Pakistanis yesterday mourned the victims of a Taliban-claimed suicide bomb in Lahore which killed more than a dozen people as the city’s residents railed at the government for failing to protect them.
The chief minister of Punjab province Shahbaz Sharif declared a day of mourning after Monday’s blast, believed to be targeting police managing a busy protest at rush hour on Mall Road, one of Lahore’s main arteries.
At least 13 people were killed, emergency official Ahmad Raza told AFP, including six police officers, while more than 80 were injured.
Earlier Tuesday he had put the death toll at 15, but said later that was a clerical error.
The toll could have been higher, Raza said, but for two vehicles — a TV news van and a minivan belonging to the protesters — which absorbed much of the impact of the blast.
Funerals were held Tuesday for some of the victims.

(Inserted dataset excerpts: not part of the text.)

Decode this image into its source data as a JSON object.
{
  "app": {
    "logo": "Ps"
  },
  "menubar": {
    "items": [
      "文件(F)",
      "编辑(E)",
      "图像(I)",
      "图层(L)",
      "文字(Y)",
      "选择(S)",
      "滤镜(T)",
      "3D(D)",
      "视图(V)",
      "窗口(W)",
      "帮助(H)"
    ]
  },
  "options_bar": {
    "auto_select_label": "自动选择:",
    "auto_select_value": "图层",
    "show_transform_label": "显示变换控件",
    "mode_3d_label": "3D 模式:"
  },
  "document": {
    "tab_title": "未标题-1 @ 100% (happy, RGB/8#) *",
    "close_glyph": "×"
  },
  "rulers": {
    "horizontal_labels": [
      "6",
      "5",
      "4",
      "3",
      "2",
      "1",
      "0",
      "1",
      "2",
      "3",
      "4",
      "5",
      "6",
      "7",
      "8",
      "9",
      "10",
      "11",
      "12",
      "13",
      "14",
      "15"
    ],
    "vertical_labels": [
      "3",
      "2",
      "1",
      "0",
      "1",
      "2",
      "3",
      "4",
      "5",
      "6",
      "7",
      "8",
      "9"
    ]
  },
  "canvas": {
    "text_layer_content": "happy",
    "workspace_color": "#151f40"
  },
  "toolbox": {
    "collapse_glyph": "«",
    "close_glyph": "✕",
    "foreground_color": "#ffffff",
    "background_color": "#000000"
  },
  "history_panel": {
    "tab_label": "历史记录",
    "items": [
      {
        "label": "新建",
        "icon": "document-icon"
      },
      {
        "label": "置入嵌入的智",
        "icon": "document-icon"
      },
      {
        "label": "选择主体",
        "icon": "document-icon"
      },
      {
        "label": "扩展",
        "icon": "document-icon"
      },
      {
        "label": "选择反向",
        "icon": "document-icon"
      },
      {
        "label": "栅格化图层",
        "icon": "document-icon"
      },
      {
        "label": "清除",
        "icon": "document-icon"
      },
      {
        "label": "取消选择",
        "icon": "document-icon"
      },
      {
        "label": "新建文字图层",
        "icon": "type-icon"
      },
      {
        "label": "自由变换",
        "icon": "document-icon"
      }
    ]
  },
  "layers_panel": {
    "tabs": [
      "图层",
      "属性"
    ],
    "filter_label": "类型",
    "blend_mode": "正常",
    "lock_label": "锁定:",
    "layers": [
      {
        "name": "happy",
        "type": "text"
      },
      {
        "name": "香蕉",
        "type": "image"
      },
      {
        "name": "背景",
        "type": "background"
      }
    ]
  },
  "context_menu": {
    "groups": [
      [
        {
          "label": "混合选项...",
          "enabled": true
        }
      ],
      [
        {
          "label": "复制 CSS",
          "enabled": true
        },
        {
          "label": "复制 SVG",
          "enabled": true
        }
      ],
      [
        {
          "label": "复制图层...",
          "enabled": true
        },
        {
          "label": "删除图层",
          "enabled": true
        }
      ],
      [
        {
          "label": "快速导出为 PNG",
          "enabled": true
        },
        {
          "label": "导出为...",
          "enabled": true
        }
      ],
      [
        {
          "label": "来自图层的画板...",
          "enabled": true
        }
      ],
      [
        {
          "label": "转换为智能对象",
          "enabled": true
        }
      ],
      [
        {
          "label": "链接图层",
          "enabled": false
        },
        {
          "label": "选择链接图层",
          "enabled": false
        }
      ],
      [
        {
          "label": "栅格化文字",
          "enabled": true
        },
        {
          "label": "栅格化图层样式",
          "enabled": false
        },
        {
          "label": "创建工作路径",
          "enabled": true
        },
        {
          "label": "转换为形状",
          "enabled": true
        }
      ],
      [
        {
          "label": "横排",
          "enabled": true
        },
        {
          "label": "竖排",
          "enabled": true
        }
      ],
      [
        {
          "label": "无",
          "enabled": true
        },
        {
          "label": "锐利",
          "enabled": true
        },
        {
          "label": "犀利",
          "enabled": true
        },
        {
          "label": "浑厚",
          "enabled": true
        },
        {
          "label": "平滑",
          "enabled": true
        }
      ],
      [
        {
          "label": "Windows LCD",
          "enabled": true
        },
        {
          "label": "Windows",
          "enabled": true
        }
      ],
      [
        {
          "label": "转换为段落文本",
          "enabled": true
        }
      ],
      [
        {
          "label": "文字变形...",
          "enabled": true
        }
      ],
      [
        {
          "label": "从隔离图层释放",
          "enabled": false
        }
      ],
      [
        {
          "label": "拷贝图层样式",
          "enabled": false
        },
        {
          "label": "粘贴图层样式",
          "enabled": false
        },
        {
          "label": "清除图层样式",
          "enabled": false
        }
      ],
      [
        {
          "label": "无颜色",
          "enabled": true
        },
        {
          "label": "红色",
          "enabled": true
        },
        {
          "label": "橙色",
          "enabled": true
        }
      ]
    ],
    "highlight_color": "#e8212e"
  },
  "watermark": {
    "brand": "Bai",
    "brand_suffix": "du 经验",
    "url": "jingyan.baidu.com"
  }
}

The Pakistani Taliban faction Jamaat-ul-Ahrar, which has vowed to attack government installations around the country, claimed responsibility for the assault.
The attack underscored the challenges faced by Pakistan in its push to stamp out militancy, even though security dramatically improved in 2015 and 2016.
Homegrown groups like the umbrella Tehreek-i-Taliban Pakistan (TTP) retain the ability to carry out spectacular assaults, despite a military-led crackdown on extremism.
Lahore residents vented their fury at the blast site early Tuesday.
“They (the militants) have no link with Islam nor do they believe in any religion, the only thing they know is killing people, this is utterly an act of terrorism,” Tariq Saleem told AFP.
Nadeem Akhter called on the government to do more to bring the situation under control.”Our children and people are being killed in these attacks,” he said.
Both the UK and the US branded the attack “cowardly” in separate statements, while the EU said it was “shocked and saddened” by the incident.
Lahore, the country’s cultural capital, suffered one of Pakistan’s deadliest attacks in 2016 — a Jamaat-ul-Ahrar suicide bomb in a park last Easter that killed more than 70 including many children.
But such incidents have been rare in the city in recent years.
Cricket fans had been quick to voice fears that Monday’s explosion could derail plans to hold the highly anticipated final of the Pakistan Super League in Lahore.
Pakistan’s international tournaments have been held abroad for years out of security fears, and the second year of the popular Twenty20 tournament is ongoing in the United Arab Emirates.
Officials had already reassured international players they would receive “head of state” level protection in Lahore, with thousands of police deployed and bullet-proof buses.
“Now... there will be a wave of suspicion and fear in their minds,” a frustrated PSL chairman Najam Sethi said on private TV channel Geo after the attack.
But he insisted Pakistanis show they are not afraid. “We will stand firm, we will fight...we will show you by having the final in Lahore.”